I then applied those adjustments to 2017. In other words, when using first-half 2017 data to “predict” second-half data, I actually used first-half batted balls and home run probabilities, then added 10.5% to each batted ball’s chance of becoming a homer. In 2018, I used the aggregated data from 2016 and 2017. In 2019, I used the past three years’ data. In this way, I never used data that wasn’t yet available.

Why, you might wonder, did I skip 2015? There’s good evidence that the baseball changed mid-year in 2015. There has been, to my knowledge, no similar in-season change in aerodynamics in the years since. Thus, 2016 became my base year for first-half second-half equalization, and the sample period starts in 2017.

Let’s look at a quick example, because all of this sounds like gibberish. In 2019, Ozzie Albies put 98 balls into the air in the first half of the year. Based on their exit velocity and the frequency of home runs overall in 2019, he ran an xHR% of 12.4%. That lined up well with his actual home run rate of 13.3% on those balls. Based on the temperature adjustment, that’s equivalent to a second-half xHR% of 14.4%. In the second half, Albies cooled off. He ran an xHR% of only 12.7% (despite the hotter conditions making homers more likely league-wide) and an actual home run rate of only 9.2% on his 120 balls in the air.

There were 275 player-seasons that fit my criteria: 50 balls in the air in both the first and second halves. First, I tested reliability. There’s good news on that front: after adjusting for temperature, xHR% in the first half correlates extremely well with xHR% in the second half. More specifically, I found a .642 r-squared between the two. That’s comparable to something like strikeout rate or walk rate, two of the bedrock batter skills.
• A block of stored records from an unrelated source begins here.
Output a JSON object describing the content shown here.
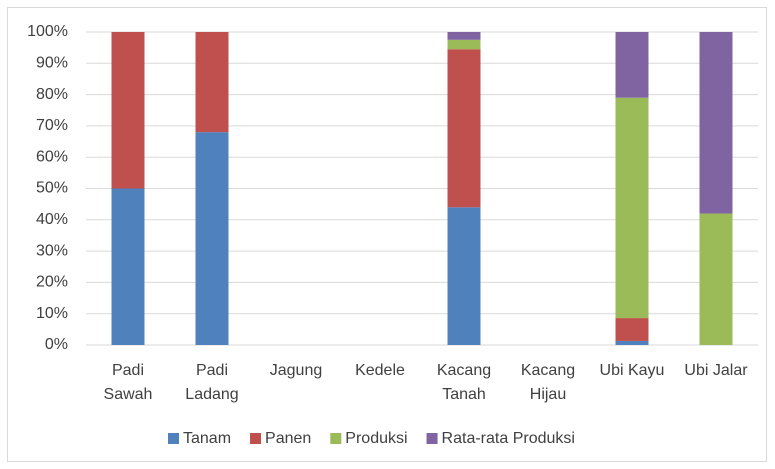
{
  "chart_data": {
    "type": "stacked_bar_percent",
    "categories": [
      "Padi\nSawah",
      "Padi\nLadang",
      "Jagung",
      "Kedele",
      "Kacang\nTanah",
      "Kacang\nHijau",
      "Ubi Kayu",
      "Ubi Jalar"
    ],
    "series": [
      {
        "name": "Tanam",
        "color": "#4f81bd",
        "values": [
          50,
          68,
          0,
          0,
          44,
          0,
          1.3,
          0
        ]
      },
      {
        "name": "Panen",
        "color": "#c0504d",
        "values": [
          50,
          32,
          0,
          0,
          50.5,
          0,
          7.3,
          0
        ]
      },
      {
        "name": "Produksi",
        "color": "#9bbb59",
        "values": [
          0,
          0,
          0,
          0,
          3,
          0,
          70.4,
          42
        ]
      },
      {
        "name": "Rata-rata Produksi",
        "color": "#8064a2",
        "values": [
          0,
          0,
          0,
          0,
          2.5,
          0,
          21,
          58
        ]
      }
    ],
    "ylim": [
      0,
      100
    ],
    "yticks": [
      {
        "value": 0,
        "label": "0%"
      },
      {
        "value": 10,
        "label": "10%"
      },
      {
        "value": 20,
        "label": "20%"
      },
      {
        "value": 30,
        "label": "30%"
      },
      {
        "value": 40,
        "label": "40%"
      },
      {
        "value": 50,
        "label": "50%"
      },
      {
        "value": 60,
        "label": "60%"
      },
      {
        "value": 70,
        "label": "70%"
      },
      {
        "value": 80,
        "label": "80%"
      },
      {
        "value": 90,
        "label": "90%"
      },
      {
        "value": 100,
        "label": "100%"
      }
    ],
    "grid": true,
    "legend": "bottom"
  }
}
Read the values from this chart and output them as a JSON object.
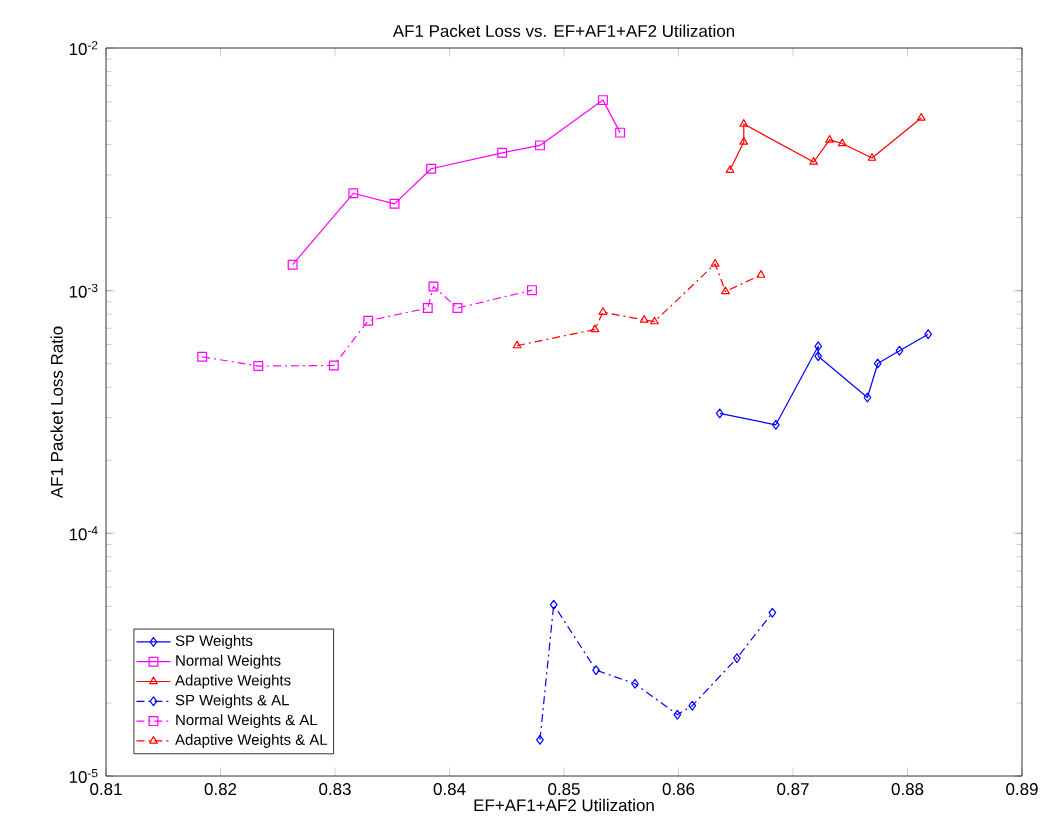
{
  "chart_data": {
    "type": "line",
    "title": "AF1 Packet Loss vs. EF+AF1+AF2 Utilization",
    "xlabel": "EF+AF1+AF2 Utilization",
    "ylabel": "AF1 Packet Loss Ratio",
    "log": "y",
    "legend": "bottom left",
    "grid": false,
    "xlim": [
      0.81,
      0.89
    ],
    "xticks": [
      0.81,
      0.82,
      0.83,
      0.84,
      0.85,
      0.86,
      0.87,
      0.88,
      0.89
    ],
    "ylim": [
      1e-05,
      0.01
    ],
    "yticks": [
      {
        "value": 1e-05,
        "label": "10$^{-5}$"
      },
      {
        "value": 0.0001,
        "label": "10$^{-4}$"
      },
      {
        "value": 0.001,
        "label": "10$^{-3}$"
      },
      {
        "value": 0.01,
        "label": "10$^{-2}$"
      }
    ],
    "series": [
      {
        "name": "SP Weights",
        "color": "#0000ff",
        "marker": "diamond",
        "line_style": "solid",
        "x": [
          0.8636,
          0.8685,
          0.8722,
          0.8722,
          0.8765,
          0.8774,
          0.8793,
          0.8818
        ],
        "values": [
          0.000312,
          0.00028,
          0.00059,
          0.000537,
          0.000363,
          0.000501,
          0.000566,
          0.000662
        ]
      },
      {
        "name": "Normal Weights",
        "color": "#ff00ff",
        "marker": "square",
        "line_style": "solid",
        "x": [
          0.8263,
          0.8316,
          0.8352,
          0.8384,
          0.8446,
          0.8479,
          0.8534,
          0.8549
        ],
        "values": [
          0.00128,
          0.00252,
          0.00228,
          0.00318,
          0.0037,
          0.00397,
          0.0061,
          0.00448
        ]
      },
      {
        "name": "Adaptive Weights",
        "color": "#ff0000",
        "marker": "triangle",
        "line_style": "solid",
        "x": [
          0.8645,
          0.8657,
          0.8657,
          0.8718,
          0.8732,
          0.8743,
          0.8769,
          0.8812
        ],
        "values": [
          0.00314,
          0.0041,
          0.00486,
          0.00339,
          0.00418,
          0.00404,
          0.00352,
          0.00515
        ]
      },
      {
        "name": "SP Weights & AL",
        "color": "#0000ff",
        "marker": "diamond",
        "line_style": "dashdot",
        "x": [
          0.8479,
          0.8491,
          0.8528,
          0.8562,
          0.8599,
          0.8612,
          0.8651,
          0.8682
        ],
        "values": [
          1.41e-05,
          5.08e-05,
          2.73e-05,
          2.4e-05,
          1.79e-05,
          1.95e-05,
          3.06e-05,
          4.71e-05
        ]
      },
      {
        "name": "Normal Weights & AL",
        "color": "#ff00ff",
        "marker": "square",
        "line_style": "dashdot",
        "x": [
          0.8184,
          0.8233,
          0.8299,
          0.8329,
          0.8381,
          0.8386,
          0.8407,
          0.8472
        ],
        "values": [
          0.000534,
          0.000489,
          0.000492,
          0.000752,
          0.000848,
          0.00104,
          0.000848,
          0.001005
        ]
      },
      {
        "name": "Adaptive Weights & AL",
        "color": "#ff0000",
        "marker": "triangle",
        "line_style": "dashdot",
        "x": [
          0.8459,
          0.8527,
          0.8534,
          0.857,
          0.8579,
          0.8632,
          0.8641,
          0.8672
        ],
        "values": [
          0.000594,
          0.000692,
          0.000816,
          0.000757,
          0.000746,
          0.00129,
          0.000993,
          0.00116
        ]
      }
    ]
  }
}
Want it in graph form? It looks like this:

Of course, that’s only step one. xHR% is stable — but does it say anything predictive? Does a high xHR% in the first half mean anything for home run rate in the second half? Great news — it does! There’s an r-squared of .465 between first-half xHR% and second-half HR%, which means that 46.5% of the variation in second-half home run rate can be explained by variation in first-half xHR%. That’s not as strong as the metric’s reliability, but it’s no joke in a sport with so many moving parts. For example, first-half home run rate only checks in at .421.
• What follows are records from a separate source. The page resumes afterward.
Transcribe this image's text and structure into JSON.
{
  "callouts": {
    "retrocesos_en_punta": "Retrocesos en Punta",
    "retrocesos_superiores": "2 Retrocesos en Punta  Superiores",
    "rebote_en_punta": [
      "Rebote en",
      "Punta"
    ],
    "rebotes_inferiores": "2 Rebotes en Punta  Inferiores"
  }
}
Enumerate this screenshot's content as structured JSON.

Does this mean that xHR% is a more useful metric, when it comes to prediction, than actual home runs? I’ll level with you — I wasn’t exactly sure what the right statistical test was here, so I settled for some descriptive terms. Any statisticians, please feel free to weigh in — this is absolutely not my strong suit. For now, I’m going to say that it is. A higher r-squared isn’t the end-all be-all, but it means a lot, and I’ll leave it at that for now.

One last question: is it missing something in terms of serial outperformance? In other words, did players who outperformed their xHR% in the first half continue that outperformance, and vice versa? The answer, as is true of so many things, is “somewhat.” First-half error (HR% – xHR%) is only slightly correlated to second-half error. The r-squared checks in at a mere .08, and it’s not a matter of some batters in the middle skewing the sample, though it does appear we’re missing *some* signal.
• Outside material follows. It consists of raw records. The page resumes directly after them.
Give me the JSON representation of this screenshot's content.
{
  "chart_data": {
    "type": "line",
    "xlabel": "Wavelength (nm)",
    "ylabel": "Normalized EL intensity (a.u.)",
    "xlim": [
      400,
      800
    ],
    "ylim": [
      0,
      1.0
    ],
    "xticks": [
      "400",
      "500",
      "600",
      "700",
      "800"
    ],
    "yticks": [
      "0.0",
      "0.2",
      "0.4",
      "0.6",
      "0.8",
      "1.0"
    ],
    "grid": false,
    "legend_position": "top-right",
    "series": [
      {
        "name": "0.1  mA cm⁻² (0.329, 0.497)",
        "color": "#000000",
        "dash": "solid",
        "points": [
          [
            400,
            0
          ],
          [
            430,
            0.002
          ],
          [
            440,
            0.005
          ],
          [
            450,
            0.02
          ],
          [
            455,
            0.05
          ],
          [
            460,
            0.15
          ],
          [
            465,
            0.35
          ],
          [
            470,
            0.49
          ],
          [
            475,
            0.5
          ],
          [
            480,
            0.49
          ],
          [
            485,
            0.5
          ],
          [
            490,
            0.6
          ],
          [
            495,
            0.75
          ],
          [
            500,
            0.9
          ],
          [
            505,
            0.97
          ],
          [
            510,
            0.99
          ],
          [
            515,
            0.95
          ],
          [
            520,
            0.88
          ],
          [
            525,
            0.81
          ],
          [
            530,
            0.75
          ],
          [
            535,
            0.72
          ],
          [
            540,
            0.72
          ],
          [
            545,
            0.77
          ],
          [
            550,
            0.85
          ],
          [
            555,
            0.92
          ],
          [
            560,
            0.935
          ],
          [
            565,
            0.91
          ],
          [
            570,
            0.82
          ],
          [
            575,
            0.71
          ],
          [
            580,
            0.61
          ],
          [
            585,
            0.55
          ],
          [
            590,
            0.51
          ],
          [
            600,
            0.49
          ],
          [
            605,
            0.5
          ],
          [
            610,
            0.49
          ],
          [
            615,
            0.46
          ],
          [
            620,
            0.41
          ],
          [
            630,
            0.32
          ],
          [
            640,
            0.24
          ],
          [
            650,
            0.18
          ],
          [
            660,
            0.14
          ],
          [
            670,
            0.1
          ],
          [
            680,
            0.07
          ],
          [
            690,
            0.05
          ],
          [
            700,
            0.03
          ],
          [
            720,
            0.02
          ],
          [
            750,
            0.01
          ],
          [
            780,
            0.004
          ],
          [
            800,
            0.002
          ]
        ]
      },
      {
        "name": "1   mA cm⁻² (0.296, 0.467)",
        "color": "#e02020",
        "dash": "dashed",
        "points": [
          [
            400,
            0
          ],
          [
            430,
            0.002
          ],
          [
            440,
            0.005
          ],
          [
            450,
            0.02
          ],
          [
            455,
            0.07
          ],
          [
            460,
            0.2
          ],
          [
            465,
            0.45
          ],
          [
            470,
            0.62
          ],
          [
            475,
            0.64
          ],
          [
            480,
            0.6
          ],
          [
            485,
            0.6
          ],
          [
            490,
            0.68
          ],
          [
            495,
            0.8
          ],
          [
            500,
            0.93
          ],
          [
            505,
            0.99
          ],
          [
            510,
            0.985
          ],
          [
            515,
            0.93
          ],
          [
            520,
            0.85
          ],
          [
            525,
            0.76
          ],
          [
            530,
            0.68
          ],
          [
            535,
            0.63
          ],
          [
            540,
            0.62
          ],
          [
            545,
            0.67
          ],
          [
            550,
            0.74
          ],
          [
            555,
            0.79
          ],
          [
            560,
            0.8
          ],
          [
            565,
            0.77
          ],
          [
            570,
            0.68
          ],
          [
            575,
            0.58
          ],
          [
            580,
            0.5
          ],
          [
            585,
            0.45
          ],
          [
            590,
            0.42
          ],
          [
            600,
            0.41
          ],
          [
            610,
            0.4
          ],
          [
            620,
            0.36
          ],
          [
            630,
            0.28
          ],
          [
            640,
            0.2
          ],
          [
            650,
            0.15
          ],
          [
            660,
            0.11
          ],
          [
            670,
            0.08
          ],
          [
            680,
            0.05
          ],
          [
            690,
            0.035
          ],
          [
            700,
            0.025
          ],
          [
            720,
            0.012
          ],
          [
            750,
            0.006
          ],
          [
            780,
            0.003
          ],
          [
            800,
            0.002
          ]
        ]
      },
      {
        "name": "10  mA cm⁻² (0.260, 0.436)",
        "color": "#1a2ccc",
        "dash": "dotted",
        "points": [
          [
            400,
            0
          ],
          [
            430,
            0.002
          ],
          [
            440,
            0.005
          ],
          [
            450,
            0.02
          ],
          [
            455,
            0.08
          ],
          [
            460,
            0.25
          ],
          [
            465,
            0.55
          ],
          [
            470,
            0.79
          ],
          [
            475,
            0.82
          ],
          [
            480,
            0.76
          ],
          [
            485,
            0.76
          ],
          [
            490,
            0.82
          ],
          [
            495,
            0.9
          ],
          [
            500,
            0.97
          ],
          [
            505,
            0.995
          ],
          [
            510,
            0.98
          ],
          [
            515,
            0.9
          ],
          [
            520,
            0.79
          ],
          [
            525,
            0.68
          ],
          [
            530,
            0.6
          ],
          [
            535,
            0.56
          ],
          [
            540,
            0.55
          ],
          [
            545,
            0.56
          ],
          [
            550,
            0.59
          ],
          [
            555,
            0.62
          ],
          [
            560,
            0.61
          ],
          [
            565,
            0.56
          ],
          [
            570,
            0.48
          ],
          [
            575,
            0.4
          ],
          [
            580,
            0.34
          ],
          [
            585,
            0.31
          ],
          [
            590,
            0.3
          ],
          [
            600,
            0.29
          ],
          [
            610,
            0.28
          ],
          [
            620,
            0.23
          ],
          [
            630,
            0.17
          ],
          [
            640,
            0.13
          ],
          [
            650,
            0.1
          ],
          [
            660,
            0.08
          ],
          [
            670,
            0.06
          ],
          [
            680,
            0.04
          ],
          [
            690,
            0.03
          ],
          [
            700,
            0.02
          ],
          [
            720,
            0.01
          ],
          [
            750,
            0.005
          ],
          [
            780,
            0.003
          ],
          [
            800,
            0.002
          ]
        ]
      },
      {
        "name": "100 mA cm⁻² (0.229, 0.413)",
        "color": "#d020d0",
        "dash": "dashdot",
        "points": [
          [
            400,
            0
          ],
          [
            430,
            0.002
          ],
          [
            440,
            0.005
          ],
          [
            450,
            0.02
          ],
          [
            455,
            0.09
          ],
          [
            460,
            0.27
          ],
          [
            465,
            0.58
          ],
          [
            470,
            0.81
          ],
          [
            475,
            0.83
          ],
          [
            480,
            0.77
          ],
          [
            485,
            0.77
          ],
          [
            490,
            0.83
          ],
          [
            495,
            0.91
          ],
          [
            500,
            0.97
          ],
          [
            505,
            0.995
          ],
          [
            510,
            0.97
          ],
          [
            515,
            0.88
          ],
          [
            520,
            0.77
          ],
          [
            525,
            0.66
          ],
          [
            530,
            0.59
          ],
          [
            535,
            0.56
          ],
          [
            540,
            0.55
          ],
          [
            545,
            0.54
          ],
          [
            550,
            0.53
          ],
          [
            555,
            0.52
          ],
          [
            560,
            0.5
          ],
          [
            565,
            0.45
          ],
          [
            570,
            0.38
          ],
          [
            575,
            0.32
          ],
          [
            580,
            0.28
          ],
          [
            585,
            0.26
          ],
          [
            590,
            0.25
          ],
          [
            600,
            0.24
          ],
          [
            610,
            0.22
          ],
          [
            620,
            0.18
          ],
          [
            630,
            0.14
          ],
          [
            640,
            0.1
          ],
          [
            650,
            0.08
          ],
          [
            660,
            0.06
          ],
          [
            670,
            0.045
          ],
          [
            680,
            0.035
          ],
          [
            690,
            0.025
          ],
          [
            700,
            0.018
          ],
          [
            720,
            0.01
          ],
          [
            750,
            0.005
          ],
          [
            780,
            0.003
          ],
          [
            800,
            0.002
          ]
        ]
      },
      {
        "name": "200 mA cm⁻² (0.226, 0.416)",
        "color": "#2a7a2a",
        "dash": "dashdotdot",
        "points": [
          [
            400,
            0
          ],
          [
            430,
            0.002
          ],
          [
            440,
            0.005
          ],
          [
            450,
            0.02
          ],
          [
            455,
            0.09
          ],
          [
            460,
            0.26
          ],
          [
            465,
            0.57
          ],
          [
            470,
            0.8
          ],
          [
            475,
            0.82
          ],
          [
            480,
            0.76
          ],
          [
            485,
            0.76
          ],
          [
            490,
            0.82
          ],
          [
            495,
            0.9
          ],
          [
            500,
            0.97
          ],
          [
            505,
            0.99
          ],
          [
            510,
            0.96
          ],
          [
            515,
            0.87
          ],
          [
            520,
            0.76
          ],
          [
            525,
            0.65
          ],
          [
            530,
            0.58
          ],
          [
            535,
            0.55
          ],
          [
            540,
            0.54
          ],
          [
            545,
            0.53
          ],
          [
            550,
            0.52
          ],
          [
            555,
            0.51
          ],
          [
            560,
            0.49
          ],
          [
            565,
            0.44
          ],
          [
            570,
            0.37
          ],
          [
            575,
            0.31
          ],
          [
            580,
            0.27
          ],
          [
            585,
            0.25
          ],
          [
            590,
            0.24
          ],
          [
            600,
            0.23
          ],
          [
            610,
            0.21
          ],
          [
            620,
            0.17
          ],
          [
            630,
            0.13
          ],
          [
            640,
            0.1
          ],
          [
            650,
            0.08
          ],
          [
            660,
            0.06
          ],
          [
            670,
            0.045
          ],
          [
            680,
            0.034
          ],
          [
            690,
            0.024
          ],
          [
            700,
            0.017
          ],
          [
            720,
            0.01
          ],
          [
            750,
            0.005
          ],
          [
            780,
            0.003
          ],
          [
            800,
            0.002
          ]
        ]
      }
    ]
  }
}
The top 25 player-seasons had an average first-half outperformance of 7% — in other words, their actual home run rate was seven percentage points higher than their xHR%. In the second half, those same players outperformed their xHR by three percentage points. They still outperformed expectations, but by a far lower rate.

On the other side of the coin, the 25 seasons that showed the most underperformance clocked in at minus six percentage points. In the second half, they came in at -2.5. Again, there’s a signal, but it’s small.

What’s the point of all of this? There’s still more research to do, but there appears to be value in approximating home run rates based on exit velocity distribution alone. It won’t solve the puzzle of which hitters will do what, but it provides extra clues, and it can point to players who are likely to have a little bit better — or a little bit worse — home run luck moving forward.